Hosted Transcription Systems are prototype Speech Recognition platforms that automatically transcribe multimedia to create accessible multimedia transcripts .
Hosted Transcription Systems perform offline transcription of audio and video files. They convert digital audio and video (such as mp3, MPG, WMV, AVI) into a suitable format for processing. To use these systems, authenticated users visit an online portal, log into their secure accounts, and then upload a media file for automatic transcription.
Traditional transcripts are typically generated by converting a spoken language source (audio, video) into text. This process is typically achieved by listening and manually typing what is heard.
Multimedia Transcripts refer to speech recognition generated text that is synchronized with a spoken language source and possibly other media (slides, images, etc). The Liberated Learning Consortium has been developing alternate multimedia transcript formats that increase access to transcribed lectures.
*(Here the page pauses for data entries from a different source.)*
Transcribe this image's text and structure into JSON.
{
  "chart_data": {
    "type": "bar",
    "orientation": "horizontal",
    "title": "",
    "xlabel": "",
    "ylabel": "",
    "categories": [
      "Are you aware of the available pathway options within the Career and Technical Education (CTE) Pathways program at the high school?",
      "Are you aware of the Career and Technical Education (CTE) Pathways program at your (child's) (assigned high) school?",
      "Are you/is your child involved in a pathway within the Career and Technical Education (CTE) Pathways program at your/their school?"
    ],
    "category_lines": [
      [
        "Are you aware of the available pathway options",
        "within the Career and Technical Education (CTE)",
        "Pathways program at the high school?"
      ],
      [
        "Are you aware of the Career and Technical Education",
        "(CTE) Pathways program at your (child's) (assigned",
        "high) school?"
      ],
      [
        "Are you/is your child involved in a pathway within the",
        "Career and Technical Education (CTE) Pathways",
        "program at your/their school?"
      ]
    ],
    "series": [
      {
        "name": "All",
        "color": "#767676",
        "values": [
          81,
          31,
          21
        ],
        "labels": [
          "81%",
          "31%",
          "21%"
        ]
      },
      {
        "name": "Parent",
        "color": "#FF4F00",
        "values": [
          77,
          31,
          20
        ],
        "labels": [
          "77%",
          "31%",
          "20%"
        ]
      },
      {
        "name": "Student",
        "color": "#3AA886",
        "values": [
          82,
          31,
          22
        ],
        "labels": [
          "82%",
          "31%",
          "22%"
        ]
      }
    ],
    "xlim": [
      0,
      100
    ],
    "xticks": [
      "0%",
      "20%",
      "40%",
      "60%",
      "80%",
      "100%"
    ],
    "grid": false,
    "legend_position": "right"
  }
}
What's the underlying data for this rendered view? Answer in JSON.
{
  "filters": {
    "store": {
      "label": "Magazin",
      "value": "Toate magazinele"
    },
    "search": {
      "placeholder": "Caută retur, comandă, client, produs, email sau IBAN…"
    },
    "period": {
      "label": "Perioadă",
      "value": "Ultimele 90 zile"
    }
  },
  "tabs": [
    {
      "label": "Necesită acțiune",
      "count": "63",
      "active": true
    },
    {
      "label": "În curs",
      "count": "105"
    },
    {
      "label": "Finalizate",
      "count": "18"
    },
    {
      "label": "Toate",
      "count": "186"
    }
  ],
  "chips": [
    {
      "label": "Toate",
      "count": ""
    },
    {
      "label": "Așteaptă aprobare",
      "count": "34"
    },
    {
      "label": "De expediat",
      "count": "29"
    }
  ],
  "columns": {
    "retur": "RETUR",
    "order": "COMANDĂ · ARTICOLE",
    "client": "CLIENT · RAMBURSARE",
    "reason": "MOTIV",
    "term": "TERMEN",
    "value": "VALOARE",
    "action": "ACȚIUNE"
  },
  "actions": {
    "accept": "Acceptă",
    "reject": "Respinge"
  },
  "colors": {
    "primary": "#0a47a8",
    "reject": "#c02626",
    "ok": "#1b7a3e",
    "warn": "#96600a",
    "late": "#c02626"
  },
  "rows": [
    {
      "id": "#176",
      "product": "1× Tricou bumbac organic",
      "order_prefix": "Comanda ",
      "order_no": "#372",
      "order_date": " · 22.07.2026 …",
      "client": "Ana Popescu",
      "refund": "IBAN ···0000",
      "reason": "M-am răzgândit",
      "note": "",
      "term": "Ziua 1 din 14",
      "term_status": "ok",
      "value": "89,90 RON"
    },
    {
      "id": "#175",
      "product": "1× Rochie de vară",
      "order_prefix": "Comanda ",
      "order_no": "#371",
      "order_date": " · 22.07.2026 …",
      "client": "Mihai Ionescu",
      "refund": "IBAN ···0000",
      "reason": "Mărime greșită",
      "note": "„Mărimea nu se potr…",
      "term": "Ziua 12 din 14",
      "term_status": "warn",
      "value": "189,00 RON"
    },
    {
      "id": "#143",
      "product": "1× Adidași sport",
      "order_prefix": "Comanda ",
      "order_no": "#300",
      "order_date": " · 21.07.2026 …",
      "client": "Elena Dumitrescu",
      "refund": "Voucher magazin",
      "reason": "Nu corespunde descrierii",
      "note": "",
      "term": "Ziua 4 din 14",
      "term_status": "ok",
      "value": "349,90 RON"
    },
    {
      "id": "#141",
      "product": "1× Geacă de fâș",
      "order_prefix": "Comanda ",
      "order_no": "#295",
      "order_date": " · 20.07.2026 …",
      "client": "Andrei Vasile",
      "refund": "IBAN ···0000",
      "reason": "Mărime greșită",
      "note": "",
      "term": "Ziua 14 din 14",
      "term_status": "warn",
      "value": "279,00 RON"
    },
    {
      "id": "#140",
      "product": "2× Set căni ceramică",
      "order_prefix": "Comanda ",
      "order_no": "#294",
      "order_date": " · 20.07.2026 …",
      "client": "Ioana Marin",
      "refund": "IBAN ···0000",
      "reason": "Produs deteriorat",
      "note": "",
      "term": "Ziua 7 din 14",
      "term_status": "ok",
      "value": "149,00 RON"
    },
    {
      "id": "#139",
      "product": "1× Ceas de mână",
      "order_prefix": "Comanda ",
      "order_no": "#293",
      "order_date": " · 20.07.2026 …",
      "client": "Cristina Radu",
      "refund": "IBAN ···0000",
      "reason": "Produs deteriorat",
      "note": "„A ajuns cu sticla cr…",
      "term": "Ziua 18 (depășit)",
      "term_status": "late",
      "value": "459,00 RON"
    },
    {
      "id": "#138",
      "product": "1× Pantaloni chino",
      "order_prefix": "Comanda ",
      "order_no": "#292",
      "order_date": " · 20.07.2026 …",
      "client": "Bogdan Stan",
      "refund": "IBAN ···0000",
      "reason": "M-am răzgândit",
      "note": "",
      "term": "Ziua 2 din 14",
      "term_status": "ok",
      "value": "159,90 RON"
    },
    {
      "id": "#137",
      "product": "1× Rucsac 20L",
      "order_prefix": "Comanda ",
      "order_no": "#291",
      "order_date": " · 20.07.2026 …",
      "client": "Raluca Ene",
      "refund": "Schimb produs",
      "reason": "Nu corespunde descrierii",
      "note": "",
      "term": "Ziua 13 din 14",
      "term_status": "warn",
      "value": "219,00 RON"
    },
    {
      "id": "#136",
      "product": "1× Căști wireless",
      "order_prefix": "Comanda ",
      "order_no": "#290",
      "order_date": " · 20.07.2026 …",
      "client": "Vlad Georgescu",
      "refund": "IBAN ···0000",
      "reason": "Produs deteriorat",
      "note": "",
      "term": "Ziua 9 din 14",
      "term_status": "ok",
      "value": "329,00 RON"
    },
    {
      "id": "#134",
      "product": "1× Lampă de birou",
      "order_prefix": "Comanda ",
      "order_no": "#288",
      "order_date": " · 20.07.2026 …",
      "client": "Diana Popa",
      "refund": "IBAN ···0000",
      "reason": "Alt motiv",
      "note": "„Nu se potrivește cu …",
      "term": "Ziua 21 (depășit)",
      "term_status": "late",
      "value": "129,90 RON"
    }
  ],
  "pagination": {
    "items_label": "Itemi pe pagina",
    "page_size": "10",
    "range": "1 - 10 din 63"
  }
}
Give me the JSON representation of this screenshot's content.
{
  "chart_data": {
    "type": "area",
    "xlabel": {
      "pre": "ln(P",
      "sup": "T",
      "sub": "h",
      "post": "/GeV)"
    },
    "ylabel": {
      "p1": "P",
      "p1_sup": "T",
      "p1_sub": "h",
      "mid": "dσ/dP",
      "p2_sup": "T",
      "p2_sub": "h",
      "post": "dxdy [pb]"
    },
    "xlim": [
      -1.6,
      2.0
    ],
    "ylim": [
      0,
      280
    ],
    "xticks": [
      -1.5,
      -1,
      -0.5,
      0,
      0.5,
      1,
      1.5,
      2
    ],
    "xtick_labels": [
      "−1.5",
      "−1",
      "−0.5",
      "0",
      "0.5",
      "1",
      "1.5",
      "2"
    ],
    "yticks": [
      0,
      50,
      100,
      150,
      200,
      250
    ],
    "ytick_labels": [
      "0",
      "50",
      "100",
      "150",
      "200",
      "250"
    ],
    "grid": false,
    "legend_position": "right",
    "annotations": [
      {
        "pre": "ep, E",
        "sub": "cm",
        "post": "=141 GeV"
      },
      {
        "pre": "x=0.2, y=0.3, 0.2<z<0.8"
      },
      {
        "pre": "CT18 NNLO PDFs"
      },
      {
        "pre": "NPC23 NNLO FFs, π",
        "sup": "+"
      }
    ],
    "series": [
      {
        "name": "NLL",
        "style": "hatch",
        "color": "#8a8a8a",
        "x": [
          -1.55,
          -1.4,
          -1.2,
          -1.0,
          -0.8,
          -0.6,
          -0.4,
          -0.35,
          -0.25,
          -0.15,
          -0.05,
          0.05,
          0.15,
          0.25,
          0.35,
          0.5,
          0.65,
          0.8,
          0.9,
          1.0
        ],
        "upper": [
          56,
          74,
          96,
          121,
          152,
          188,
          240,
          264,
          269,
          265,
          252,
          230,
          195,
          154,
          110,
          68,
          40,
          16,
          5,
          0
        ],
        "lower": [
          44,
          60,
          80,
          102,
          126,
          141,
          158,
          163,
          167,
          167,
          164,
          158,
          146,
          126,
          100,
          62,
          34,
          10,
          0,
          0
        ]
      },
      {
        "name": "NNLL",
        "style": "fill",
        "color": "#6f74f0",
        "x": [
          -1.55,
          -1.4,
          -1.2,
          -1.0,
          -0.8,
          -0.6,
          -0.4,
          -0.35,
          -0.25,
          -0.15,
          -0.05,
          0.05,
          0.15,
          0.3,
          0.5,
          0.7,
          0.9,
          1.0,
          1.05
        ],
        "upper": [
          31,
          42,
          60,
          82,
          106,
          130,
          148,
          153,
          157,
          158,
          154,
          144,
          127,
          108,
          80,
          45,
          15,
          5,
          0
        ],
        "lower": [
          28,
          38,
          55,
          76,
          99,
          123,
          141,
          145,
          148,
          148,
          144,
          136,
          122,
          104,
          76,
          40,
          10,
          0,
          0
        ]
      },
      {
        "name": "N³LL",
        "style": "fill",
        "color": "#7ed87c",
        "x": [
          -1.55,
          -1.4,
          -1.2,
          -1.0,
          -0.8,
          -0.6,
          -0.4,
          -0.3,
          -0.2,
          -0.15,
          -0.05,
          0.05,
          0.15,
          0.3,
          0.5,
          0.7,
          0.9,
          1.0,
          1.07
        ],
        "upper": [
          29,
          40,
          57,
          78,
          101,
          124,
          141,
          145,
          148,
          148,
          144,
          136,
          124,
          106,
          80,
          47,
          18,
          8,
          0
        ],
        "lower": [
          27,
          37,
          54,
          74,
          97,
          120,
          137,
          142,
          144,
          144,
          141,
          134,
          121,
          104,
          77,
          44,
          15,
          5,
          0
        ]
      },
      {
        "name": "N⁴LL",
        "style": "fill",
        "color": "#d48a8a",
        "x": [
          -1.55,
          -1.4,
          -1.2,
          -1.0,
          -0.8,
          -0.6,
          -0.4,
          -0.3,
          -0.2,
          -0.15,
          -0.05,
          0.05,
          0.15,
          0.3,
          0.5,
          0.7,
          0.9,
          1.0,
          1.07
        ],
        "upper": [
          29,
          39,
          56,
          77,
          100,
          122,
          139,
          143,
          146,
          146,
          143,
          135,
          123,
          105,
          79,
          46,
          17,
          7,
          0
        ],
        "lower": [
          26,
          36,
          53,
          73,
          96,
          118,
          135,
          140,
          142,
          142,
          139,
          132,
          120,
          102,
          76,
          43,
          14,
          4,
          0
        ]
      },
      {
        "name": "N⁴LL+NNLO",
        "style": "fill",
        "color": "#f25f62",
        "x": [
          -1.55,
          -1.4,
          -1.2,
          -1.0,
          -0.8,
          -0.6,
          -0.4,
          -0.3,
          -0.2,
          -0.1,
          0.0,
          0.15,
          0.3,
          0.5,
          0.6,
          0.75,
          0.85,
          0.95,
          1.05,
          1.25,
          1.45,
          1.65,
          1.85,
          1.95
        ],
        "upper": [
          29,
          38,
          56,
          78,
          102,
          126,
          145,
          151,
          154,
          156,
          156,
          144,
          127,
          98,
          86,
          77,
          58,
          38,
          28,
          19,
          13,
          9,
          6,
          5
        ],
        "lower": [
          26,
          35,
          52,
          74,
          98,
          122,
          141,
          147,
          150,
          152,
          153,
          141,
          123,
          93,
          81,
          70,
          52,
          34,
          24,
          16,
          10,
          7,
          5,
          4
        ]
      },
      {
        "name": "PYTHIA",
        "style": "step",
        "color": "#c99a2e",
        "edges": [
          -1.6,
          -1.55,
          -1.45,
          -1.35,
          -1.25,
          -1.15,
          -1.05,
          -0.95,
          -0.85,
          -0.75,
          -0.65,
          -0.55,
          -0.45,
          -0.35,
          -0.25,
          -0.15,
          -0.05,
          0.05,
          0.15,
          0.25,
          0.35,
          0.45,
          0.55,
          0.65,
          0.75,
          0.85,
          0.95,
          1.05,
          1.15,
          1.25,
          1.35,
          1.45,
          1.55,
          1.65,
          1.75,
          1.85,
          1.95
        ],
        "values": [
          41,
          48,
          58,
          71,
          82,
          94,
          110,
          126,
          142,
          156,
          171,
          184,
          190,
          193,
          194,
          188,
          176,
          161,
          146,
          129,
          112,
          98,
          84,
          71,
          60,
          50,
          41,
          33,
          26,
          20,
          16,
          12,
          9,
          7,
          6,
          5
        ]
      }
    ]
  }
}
Based on the format of the recorded lecture and on the learner’s preferences, content can be viewed in a number of predefined layouts or adjusted dynamically. Although the content is automatically synchronized, disaggregated content is also available, which allows learners to self-select the individual learning objects and combinations (text only, text and audio, etc) that suit individual preferences.
To support the Liberated Learning Consortium’s objective to improve recognition accuracy, IBM Research and Nuance have engineered next generation speech recognition engines and customizable platforms that can automatically transcribe recorded media. These flexible systems can be implemented locally or virtually via a cloud computing environment.
2009 – 2011 Activities
IBM Research developed the consortium’s first Hosted Transcription System called IBM HTS. IBM HTS is a speaker independent system; this means no voice training is required. It uses a double pass decoding technique and adjusts to the speaker’s voice to produce more accurate transcription results. IBM HTS is currently being used by Trent University, University of Southampton, UMASS Boston, Algonquin College, and the Youth Initiative.
Other Consortium partners have developed Hosted Transcription systems. MIT’s Spoken Language Systems group created the MIT Lecture Browser through MIT’s Computer Science and Artificial Intelligence Laboratory (CSAIL). The Lecture Browser uses speech recognition to transcribe and index hundreds of MIT lectures and allows users to search for key topics. The University of Sheffield implemented a system called webASR. The goal of webASR is to provide free access to state-of-the-art speech recognition to a widespread community. IBM Human Ability and Accessibility Center’s AbilityLab is working with the Consortium to test another example of a Hosted Transcription System called Media Captioner and Editor . It uses speech recognition to create captions automatically.
The Consortium is implementing two new Hosted Transcription platforms. IBM iTrans, developed by IBM Research, is a newer version of IBM HTS and operates in the same manner but with several key technical upgrades.
The Consortium is also developing a new system based on Nuance’s Dragon Software Development Kit. Collaborators include Nuance Communications, Saint Mary’s University, Purdue University, University of Southampton, Trent University, and Macquarie University.